LAC’s relatively low levels of revenue-generation constrain spending on public services – including health – and raise questions about how countries will finance the emergency social protection measures they are introducing to respond to the COVID-19 pandemic. Moreover, weaker administrative systems for managing taxes and transfers relative to those in OECD countries reduce the range of tools available to the region in effectively responding to the crisis. Looking ahead, in the wake of COVID-19, it will be necessary for LAC economies to strengthen the role of tax systems to stimulate inclusive economic development and, in the longer term, to restore their public finances onto a more sustainable footing.
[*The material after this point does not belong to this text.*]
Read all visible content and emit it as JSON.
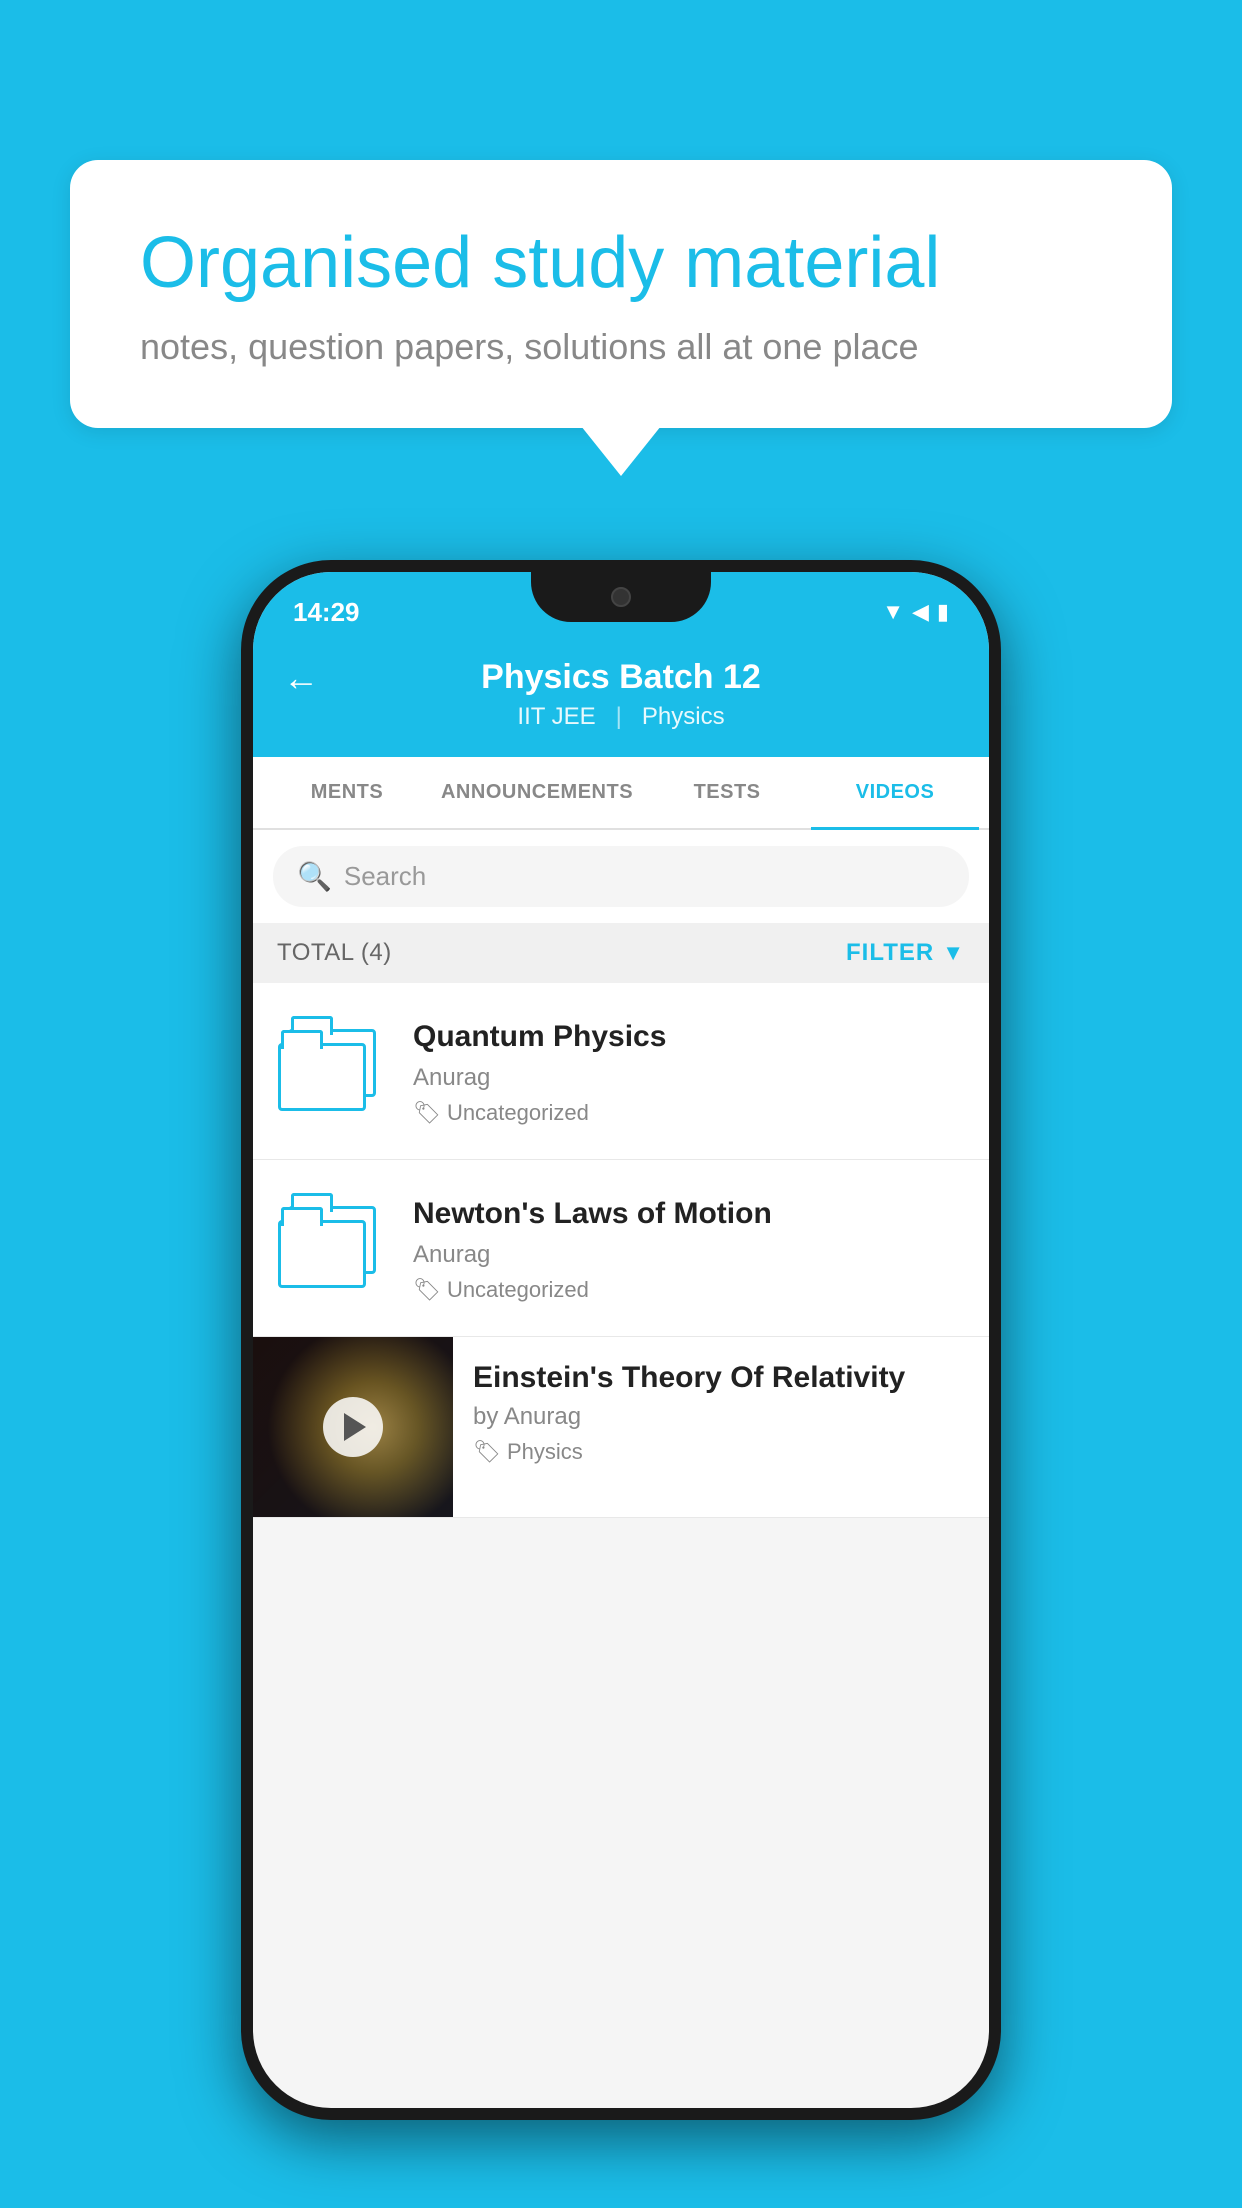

Although the region’s tax structure has moved closer to that of OECD countries as a result of higher revenues from direct taxes and lower trade taxes, persistently low revenues from key taxes, such as personal income taxes (PIT), remain a constraint on revenue generation and a source of vulnerability. At just 2.2% of GDP, the region’s revenues from PIT in 2017 were far below the level in OECD countries (8.3%), while social security contributions amounted to 4.0% of GDP in 2017 compared to 9.1% in the OECD. At the same time, the region is far more reliant on taxes on consumption than OECD countries. Together, this reduces the potential for redistribution and tackling vulnerabilities in a context where persistent inequalities have been an important factor behind social unrest across the region in recent times.

Other highlights from the new report include a special feature on equivalent fiscal pressure (EFP) in the LAC region. EFP tracks a broader range of fiscal revenues than taxes collected by governments, including non-tax revenues from natural resources and mandatory contributions to private social security schemes. In 2018, EFP averaged 25.0% of GDP across the region, up from 24.4% in 2017 and 17.4% in 1990.